Levin suggested that more Americans should decide to take on the left-wing agenda in their own lives, and he said they can do so by becoming “activists in your own life.” He said conservatives need to “stop taking it” and be “more passionate, more aggressive.” He said just like Obama told liberals to “get in their face,” conservatives also “need to get in their face.”

Levin aso called for a “new civil rights movement” that focuses on the debt, Social Security and Medicare, immigration “and how it’s destroying our society.” He blasted the environmental movement as an “anti-capitalist movement” while calling the minimum wage an “attack on young people” looking for jobs.

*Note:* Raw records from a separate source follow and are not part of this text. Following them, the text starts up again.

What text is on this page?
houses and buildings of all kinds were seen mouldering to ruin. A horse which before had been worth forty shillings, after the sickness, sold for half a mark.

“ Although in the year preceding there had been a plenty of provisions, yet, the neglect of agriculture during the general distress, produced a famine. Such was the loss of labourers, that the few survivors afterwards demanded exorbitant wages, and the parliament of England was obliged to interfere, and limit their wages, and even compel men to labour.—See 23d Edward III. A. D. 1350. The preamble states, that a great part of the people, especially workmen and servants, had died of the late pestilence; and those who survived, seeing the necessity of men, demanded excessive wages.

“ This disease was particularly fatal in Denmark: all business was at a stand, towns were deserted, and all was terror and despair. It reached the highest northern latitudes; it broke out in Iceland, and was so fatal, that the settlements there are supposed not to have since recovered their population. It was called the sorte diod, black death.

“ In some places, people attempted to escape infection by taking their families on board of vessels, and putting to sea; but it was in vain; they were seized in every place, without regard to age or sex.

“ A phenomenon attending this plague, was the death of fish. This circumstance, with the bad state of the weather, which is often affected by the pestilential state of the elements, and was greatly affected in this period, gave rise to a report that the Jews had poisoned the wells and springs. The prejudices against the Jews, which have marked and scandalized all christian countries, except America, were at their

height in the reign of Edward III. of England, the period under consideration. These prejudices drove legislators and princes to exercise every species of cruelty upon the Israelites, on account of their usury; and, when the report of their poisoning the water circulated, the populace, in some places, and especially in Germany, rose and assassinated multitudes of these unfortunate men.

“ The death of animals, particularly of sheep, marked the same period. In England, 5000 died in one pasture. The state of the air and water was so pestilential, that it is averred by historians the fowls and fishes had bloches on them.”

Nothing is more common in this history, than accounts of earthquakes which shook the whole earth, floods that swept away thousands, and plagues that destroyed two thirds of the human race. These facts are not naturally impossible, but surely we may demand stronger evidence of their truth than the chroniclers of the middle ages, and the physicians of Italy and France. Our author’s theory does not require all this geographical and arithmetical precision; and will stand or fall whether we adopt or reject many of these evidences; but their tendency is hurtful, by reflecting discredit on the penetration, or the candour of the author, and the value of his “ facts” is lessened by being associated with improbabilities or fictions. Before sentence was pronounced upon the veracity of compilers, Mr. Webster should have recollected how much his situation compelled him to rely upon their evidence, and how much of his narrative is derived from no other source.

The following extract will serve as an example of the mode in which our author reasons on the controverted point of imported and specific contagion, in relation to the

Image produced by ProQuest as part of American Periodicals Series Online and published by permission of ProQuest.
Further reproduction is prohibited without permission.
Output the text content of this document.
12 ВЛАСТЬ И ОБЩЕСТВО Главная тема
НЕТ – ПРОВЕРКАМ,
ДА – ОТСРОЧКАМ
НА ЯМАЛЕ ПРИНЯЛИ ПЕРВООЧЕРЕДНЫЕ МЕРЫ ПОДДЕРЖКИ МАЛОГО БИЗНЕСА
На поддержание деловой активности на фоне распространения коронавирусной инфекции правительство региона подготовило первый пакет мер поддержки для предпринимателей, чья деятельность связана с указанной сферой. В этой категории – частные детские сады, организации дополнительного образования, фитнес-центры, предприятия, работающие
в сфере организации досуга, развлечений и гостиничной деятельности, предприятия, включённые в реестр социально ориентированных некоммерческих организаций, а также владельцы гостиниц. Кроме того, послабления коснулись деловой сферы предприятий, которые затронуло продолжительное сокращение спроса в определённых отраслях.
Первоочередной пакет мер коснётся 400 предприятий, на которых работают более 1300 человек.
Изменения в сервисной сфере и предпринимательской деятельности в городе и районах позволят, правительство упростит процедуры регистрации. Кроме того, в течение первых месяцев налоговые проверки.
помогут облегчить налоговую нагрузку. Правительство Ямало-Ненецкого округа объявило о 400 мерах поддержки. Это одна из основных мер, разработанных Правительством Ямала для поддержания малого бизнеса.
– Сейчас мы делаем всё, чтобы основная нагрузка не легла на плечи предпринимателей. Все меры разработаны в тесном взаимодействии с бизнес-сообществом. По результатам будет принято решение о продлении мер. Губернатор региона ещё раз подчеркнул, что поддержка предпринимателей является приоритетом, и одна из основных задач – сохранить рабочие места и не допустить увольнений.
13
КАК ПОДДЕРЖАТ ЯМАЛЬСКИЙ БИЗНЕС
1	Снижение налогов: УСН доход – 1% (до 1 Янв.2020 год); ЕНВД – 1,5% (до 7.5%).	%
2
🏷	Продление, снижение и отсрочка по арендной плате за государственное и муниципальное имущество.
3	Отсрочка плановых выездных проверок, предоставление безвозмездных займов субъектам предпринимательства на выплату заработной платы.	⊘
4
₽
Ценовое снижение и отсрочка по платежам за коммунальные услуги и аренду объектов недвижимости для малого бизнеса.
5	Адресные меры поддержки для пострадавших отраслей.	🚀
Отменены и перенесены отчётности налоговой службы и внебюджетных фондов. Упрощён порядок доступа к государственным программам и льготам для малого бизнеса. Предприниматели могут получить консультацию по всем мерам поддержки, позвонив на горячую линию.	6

His advice to Americans was to ultimately “get informed, get angry and then you got to get active.”

He said “We the people have to go over the heads of the Republican party, the Democrat party, go around the media, go around the tenured professors” because “You’re not going [see any fight] from Boehner, McConnell, Reince Priebus and the conga line of Republicans who are elected.”

“There are millions of us,” Levin said. “We need to be the Paul and Paulette Reveres.” Levin was one of the most important figures in the Tea Party movement after his book Liberty and Tyranny, which sold over a million copies despite being ignored by mainstream media outlets like the the New York Times. He said he is looking for “another bottom-up, grassroots” movement that challenges the institutional left so, for instance, “no longer can a Marxist professor get away [“with their nonsense”] in a class with a handful of people who know what he is talking about.”

“As tyranny rises, there are a lot of opportunities to fight,” Levin concluded.